Approximate Nearest Neighbor vs Exact Search: Vector Search Trade-offs

Overview

Approximate Nearest Neighbor (ANN) search finds vectors that are close to a query vector in high-dimensional space, trading a small probability of missing the exact nearest neighbors for dramatically faster query times. HNSW (Hierarchical Navigable Small World), IVF-PQ, and ScaNN are the dominant ANN algorithms powering production vector databases. HNSW builds a multi-layer graph where each layer is a small-world network of vector connections, enabling logarithmic-time traversal to find approximate neighbors.

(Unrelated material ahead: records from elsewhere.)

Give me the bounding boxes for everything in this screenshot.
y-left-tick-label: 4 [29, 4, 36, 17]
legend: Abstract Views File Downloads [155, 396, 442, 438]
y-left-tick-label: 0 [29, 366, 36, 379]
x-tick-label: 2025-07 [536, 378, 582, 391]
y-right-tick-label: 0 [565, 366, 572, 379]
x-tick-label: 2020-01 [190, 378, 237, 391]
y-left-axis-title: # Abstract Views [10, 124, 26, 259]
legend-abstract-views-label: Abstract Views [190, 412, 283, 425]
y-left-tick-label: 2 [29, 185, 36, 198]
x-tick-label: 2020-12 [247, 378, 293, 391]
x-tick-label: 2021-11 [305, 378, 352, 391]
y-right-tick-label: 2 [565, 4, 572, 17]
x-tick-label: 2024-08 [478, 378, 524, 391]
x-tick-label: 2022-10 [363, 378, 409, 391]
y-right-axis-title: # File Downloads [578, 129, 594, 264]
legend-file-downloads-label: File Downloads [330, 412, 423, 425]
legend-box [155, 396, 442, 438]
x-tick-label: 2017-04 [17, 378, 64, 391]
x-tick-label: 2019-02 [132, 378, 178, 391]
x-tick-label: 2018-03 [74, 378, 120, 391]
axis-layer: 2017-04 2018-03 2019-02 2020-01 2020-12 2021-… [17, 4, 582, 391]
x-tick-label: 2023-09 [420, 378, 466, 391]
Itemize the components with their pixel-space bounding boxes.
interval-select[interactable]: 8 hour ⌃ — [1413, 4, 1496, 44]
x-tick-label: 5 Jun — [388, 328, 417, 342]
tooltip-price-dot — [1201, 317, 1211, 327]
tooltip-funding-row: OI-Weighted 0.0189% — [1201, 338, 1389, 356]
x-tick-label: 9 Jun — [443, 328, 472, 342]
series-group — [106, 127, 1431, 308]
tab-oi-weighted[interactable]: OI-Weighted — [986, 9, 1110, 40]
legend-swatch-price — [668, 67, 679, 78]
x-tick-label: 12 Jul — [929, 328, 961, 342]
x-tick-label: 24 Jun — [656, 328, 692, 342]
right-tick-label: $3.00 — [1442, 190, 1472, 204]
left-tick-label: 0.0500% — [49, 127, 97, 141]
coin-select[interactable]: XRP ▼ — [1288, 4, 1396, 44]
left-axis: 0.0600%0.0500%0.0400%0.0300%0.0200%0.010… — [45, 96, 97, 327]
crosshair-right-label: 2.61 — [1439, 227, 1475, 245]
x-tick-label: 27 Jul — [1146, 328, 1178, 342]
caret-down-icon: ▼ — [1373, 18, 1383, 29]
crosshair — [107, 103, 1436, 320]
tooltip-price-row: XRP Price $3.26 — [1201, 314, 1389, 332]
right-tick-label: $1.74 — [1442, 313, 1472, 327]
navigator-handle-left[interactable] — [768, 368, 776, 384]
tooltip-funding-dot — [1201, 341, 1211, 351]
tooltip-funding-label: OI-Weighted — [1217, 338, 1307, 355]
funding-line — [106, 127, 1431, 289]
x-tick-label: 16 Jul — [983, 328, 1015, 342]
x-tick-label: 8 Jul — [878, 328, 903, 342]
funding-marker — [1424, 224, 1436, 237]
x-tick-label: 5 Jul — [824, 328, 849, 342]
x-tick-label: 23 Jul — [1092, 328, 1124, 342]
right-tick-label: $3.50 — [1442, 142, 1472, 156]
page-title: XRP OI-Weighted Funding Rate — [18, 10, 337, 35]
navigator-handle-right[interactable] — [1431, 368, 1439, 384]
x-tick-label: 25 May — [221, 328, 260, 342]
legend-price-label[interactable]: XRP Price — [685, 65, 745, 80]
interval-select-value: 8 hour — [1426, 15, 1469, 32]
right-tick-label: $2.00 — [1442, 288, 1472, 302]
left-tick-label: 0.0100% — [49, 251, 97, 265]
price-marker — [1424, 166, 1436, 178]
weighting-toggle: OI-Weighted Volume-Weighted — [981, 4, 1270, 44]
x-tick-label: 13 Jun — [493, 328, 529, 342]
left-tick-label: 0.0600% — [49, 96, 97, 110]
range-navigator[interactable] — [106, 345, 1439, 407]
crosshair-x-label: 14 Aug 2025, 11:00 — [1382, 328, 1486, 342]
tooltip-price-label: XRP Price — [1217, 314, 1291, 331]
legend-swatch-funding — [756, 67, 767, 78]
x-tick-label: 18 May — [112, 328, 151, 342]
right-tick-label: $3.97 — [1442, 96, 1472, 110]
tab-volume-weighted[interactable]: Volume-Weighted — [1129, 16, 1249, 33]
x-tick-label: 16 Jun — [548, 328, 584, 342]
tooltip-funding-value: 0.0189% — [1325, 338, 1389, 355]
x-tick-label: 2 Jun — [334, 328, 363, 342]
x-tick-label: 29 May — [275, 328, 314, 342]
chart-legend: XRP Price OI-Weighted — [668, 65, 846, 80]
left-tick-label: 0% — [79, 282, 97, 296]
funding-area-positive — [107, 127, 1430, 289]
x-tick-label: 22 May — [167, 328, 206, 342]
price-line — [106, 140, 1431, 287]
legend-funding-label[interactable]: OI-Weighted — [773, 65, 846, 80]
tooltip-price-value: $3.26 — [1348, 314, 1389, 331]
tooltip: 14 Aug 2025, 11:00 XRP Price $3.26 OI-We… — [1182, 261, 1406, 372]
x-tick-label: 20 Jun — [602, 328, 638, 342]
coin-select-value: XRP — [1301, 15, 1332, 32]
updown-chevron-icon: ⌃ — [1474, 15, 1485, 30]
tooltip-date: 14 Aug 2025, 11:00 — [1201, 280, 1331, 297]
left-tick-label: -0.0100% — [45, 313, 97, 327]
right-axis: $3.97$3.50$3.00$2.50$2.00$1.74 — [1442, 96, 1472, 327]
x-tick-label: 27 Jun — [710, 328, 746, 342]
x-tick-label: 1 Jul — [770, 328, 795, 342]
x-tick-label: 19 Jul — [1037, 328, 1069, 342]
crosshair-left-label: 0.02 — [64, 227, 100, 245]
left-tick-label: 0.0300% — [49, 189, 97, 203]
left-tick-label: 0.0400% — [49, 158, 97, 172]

Exact search (also called flat search or brute-force search) computes the exact distance between a query vector and every vector in the corpus to find the true nearest neighbors. FAISS's IndexFlatL2/IndexFlatIP implements this — it guarantees perfect recall but scales as O(n) with corpus size. On modern CPUs with SIMD acceleration or GPUs, exact search handles millions of vectors per second, making it practical for small-to-medium corpora.

Key Technical Differences

HNSW's graph structure is the key to ANN efficiency. During index construction, each vector is connected to M nearest neighbors in multiple hierarchical layers. At query time, traversal starts at the top layer (sparse long-range connections) and greedily navigates toward the query vector, descending layers until reaching the base graph with full density. This greedy graph search achieves O(log n) complexity, enabling 10-100ms queries on billion-scale indexes that would take minutes with exact search.

The recall-latency trade-off is controlled by the ef_search parameter in HNSW: higher values explore more candidate nodes, increasing recall toward 100% at the cost of latency. Production systems typically tune ef_search to achieve 95-99% recall — meaning 1-5% of queries may miss the true nearest neighbor, returning a very similar but not optimal result. For semantic search and RAG, this recall loss is negligible: the difference between the 1st and 2nd nearest neighbor in embedding space is rarely meaningful.

Index construction cost is a one-time investment. HNSW construction for 1M 768-dimensional vectors (typical BERT embeddings) takes 2-10 minutes and requires O(n * M) memory for the graph connections on top of the raw vectors. DiskANN (Microsoft Research) reduces this memory overhead by storing the graph on disk with an SSD-optimized access pattern, enabling billion-scale indexes on commodity hardware.*

Performance & Scale

FAISS benchmarks: exact search (IndexFlatL2) achieves ~1M QPS on GPU for 1M 128-dimensional vectors. HNSW achieves similar QPS at 1B vectors with >95% recall — maintaining sub-millisecond latency at 1000x the scale. For RAG production systems: at 10M document chunks, exact search takes 50-500ms per query; HNSW takes 5-20ms. This difference determines whether vector retrieval is on the critical path of user-facing latency budgets.

When to Choose Each

Choose ANN (HNSW, IVF-PQ, ScaNN) for all production vector search applications exceeding 100K vectors. The recall-latency trade-off is overwhelmingly favorable for real-world semantic search and retrieval applications. Choose exact search for small corpora, evaluation benchmarking, or compliance-sensitive applications requiring guaranteed recall.

Bottom Line

ANN search is the production standard for vector databases at any meaningful scale. Exact search is valuable for correctness testing and small-scale applications. The recall loss from ANN is typically 1-5% and rarely impacts end-user experience in semantic search or RAG applications — the latency benefit is almost always worth the trade-off beyond 50K vectors.